И все же субъективно мои исторические произведения не являются в полном смысле историческими при всем моем интересе к истории. Меня совершенно не интересуют так называемые аллюзии, которые порой находят в моих стихах дотошные читатели или критики. Я стараюсь быть достоверным в деталях. Но если я чего-нибудь не знаю, я прямо признаюсь в этом, как, например, в «Струфиане».

Я, впрочем, не был в том саду

И точно ведать не могу,

Как ветры веяли морские

В том достопамятном году.

В моих исторических стихах и поэмах очень часто нарушается единство времени. Времена смешиваются, и я легко перехожу из прошлого в настоящее или в условное будущее, как в «Свободном стихе», понимая, что наши представления об историческом событии всегда более или менее условны. Могло быть и так, могло быть и сяк, как, например, в «Ганнибале», где я восстанавливаю или принимаю одну из возможных версий события, но прямо говорю, что возможна и другая. Не аллюзии и не реконструкция произошедшего некогда, а человек как историческая личность, историческое существование человека – вот что интересует меня в историческом жанре. Кстати, в той же мере, как и в неисторическом. Для меня нет принципиальной разницы между Ганнибалами и Цыгановыми. Человеческое существование, если оно осмысленно, есть существование историческое. Поэтому, мне кажется, писать современное произведение надо как историческое, а историческое – как современное. Только так…

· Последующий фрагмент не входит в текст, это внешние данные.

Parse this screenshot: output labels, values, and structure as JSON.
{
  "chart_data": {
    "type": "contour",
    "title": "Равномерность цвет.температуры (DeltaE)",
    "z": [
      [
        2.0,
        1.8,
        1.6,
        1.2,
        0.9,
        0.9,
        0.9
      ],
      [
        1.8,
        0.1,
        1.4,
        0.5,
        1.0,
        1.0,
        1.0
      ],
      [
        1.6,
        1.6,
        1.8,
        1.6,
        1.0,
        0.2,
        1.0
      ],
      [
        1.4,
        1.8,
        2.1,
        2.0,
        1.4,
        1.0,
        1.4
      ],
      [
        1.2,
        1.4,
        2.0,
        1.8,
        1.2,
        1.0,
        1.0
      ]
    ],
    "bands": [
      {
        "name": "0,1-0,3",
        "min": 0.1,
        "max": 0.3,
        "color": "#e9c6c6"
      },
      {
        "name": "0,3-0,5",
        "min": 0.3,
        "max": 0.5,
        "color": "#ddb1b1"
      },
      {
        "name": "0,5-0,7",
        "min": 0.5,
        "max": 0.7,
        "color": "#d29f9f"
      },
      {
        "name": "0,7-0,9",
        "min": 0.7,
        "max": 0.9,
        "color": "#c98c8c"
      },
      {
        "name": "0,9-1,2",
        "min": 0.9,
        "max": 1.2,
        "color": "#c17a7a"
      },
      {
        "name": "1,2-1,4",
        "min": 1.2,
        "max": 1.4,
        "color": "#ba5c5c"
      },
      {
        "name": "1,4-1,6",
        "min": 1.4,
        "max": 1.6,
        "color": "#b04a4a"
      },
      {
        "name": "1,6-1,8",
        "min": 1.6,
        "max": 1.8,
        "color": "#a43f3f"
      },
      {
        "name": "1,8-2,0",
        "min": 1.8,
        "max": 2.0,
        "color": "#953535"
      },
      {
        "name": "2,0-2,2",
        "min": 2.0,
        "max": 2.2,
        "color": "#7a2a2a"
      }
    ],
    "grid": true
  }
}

Историческое существование человека и есть его свершение. С этим и связан часто используемый мною композиционный прием (кстати говоря, это пришло не от внешнего осознания конструкции, а откуда-то изнутри) – отсутствие перегородок между настоящим, прошедшим и будущим. Да и очень трудно установить границы между современностью, историей и будущностью. То, что было вчера, – это уже история, а то, что будет завтра, – это будущее, и мы живем на грани прошлого и будущего. Кто-то из стиховедов писал о глагольных временах в моих стихах и высказал любопытную мысль о смешении времен чисто глагольных, как грамматической категории. Видимо, в этом языковом факте творчества отражается, как всегда в языке, ощущение самосознания и чувства истории или, скорее, чувства времени.

– И все-таки не было ли, не можете ли вы припомнить такого случая, когда происшедшее во время работы над историческим произведением какое-либо важное современное событие как-то сказалось на пишущемся, на его идее, композиции, сюжете, добавило нечто новое к знанию тех характеров, которые вы в это время описывали?

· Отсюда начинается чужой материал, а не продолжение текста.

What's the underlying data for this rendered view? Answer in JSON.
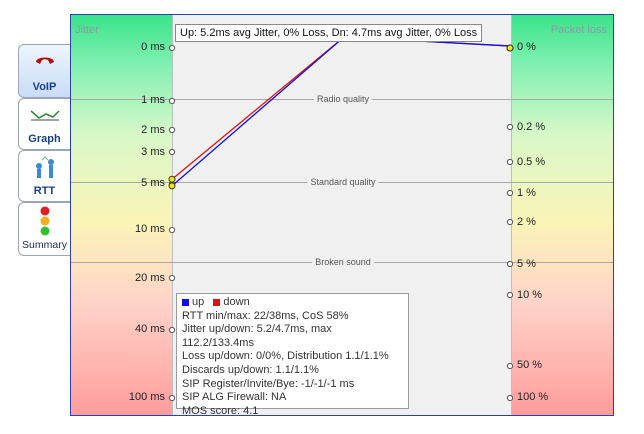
{
  "tabs": [
    {
      "name": "tab-voip",
      "label": "VoIP",
      "icon": "phone-icon",
      "active": true
    },
    {
      "name": "tab-graph",
      "label": "Graph",
      "icon": "graph-icon",
      "active": false
    },
    {
      "name": "tab-rtt",
      "label": "RTT",
      "icon": "rtt-icon",
      "active": false
    },
    {
      "name": "tab-summary",
      "label": "Summary",
      "icon": "traffic-light-icon",
      "active": false
    }
  ],
  "chart": {
    "left_header": "Jitter",
    "right_header": "Packet loss",
    "summary": "Up: 5.2ms avg Jitter, 0% Loss, Dn: 4.7ms avg Jitter, 0% Loss",
    "jitter_ticks": [
      "0 ms",
      "1 ms",
      "2 ms",
      "3 ms",
      "5 ms",
      "10 ms",
      "20 ms",
      "40 ms",
      "100 ms"
    ],
    "loss_ticks": [
      "0 %",
      "0.2 %",
      "0.5 %",
      "1 %",
      "2 %",
      "5 %",
      "10 %",
      "50 %",
      "100 %"
    ],
    "quality_labels": {
      "radio": "Radio quality",
      "standard": "Standard quality",
      "broken": "Broken sound"
    }
  },
  "chart_data": {
    "type": "line",
    "series": [
      {
        "name": "up",
        "color": "#1010e0",
        "jitter_ms": 5.2,
        "loss_pct": 0
      },
      {
        "name": "down",
        "color": "#e01010",
        "jitter_ms": 4.7,
        "loss_pct": 0
      }
    ]
  },
  "info": {
    "legend_up": "up",
    "legend_down": "down",
    "lines": [
      "RTT min/max: 22/38ms, CoS 58%",
      "Jitter up/down: 5.2/4.7ms, max 112.2/133.4ms",
      "Loss up/down: 0/0%, Distribution 1.1/1.1%",
      "Discards up/down: 1.1/1.1%",
      "SIP Register/Invite/Bye: -1/-1/-1 ms",
      "SIP ALG Firewall: NA",
      "MOS score: 4.1"
    ]
  },
  "colors": {
    "up": "#1010e0",
    "down": "#e01010",
    "frame": "#2a3fb0"
  }
}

– Это возможно, потому что я, как многие люди, отталкиваюсь от реального раздражителя – прочитанного, увиденного. В этом смысле можно найти связи между тем, что произошло, и тем, что я когда-то написал. Но это скорее воздействие на эмоциональную сферу, чем на логическую. Приведу пример. В 41-м году перед уходом на фронт один юноша женился. У него оставались сутки до отъезда – и он с молодой женой отправился на дачу, чтобы побыть вдвоем перед разлукой. Во время ночного налета немцев на Москву самолет, не прорвавшийся в город, сбросил бомбы где попало. Одна из бомб обрушилась на эту дачу – и погибли оба. Из этого факта родилось первое мучительное ощущение жестокости войны ко всему – и к любви тоже. Об этом я написал стихотворение «Солдат и Марта». Может быть, можно найти у меня и обратные примеры, когда факт исторический породил современное стихотворение.

(Трудно было даже предположить заранее, что стихотворение «Солдат и Марта», написанное о несчастной, оборванной любви шведского драгуна Рааба и горничной мариенбургского пастора Марты, ставшей впоследствии русской императрицей Екатериной I, имеет и иных прототипов – советских молодых людей, чью любовь и жизнь оборвала фашистская бомба. Специалисты по психологии писательского творчества, несомненно, не оставят без внимания это любопытнейшее авторское свидетельство. Но оно говорит еще и о том, что впечатления последней войны, отзвуки ее горестных событий в самойловском творчестве встречаются куда чаще и коренятся куда глубже, чем представлялось до сих пор, и что поэтической критике и литературоведению есть над чем потрудиться в этом направлении. Говорит оно и о завидно свободном «плавании» Самойлова по океанам, морям и заливам русской истории, о естественности, ненатужности и актуальности его давнего интереса к прошлому России.)

– И, чтобы уж покончить с исторической темой, еще один вопрос. В недавнем вашем стихотворении, где говорится о Балтийском море, мелькнула строка: «Это бледное море, куда так влекло россиян». Это отголосок прежнего или росток нового интереса к XV – XVIII векам, о которых вы уже некогда писали?

– Я вдруг, прожив три года в Эстонии, почувствовал на собственной шкуре тягу Ивана Грозного и россиян к этому морю. Здесь я нашел материал для «Ганнибала» и написал его. Но в этой поэме я писал не русский XVIII век времен Анны Ивановны и не тягу к «бледному морю», а вариант судьбы Пушкина, историю Пушкина.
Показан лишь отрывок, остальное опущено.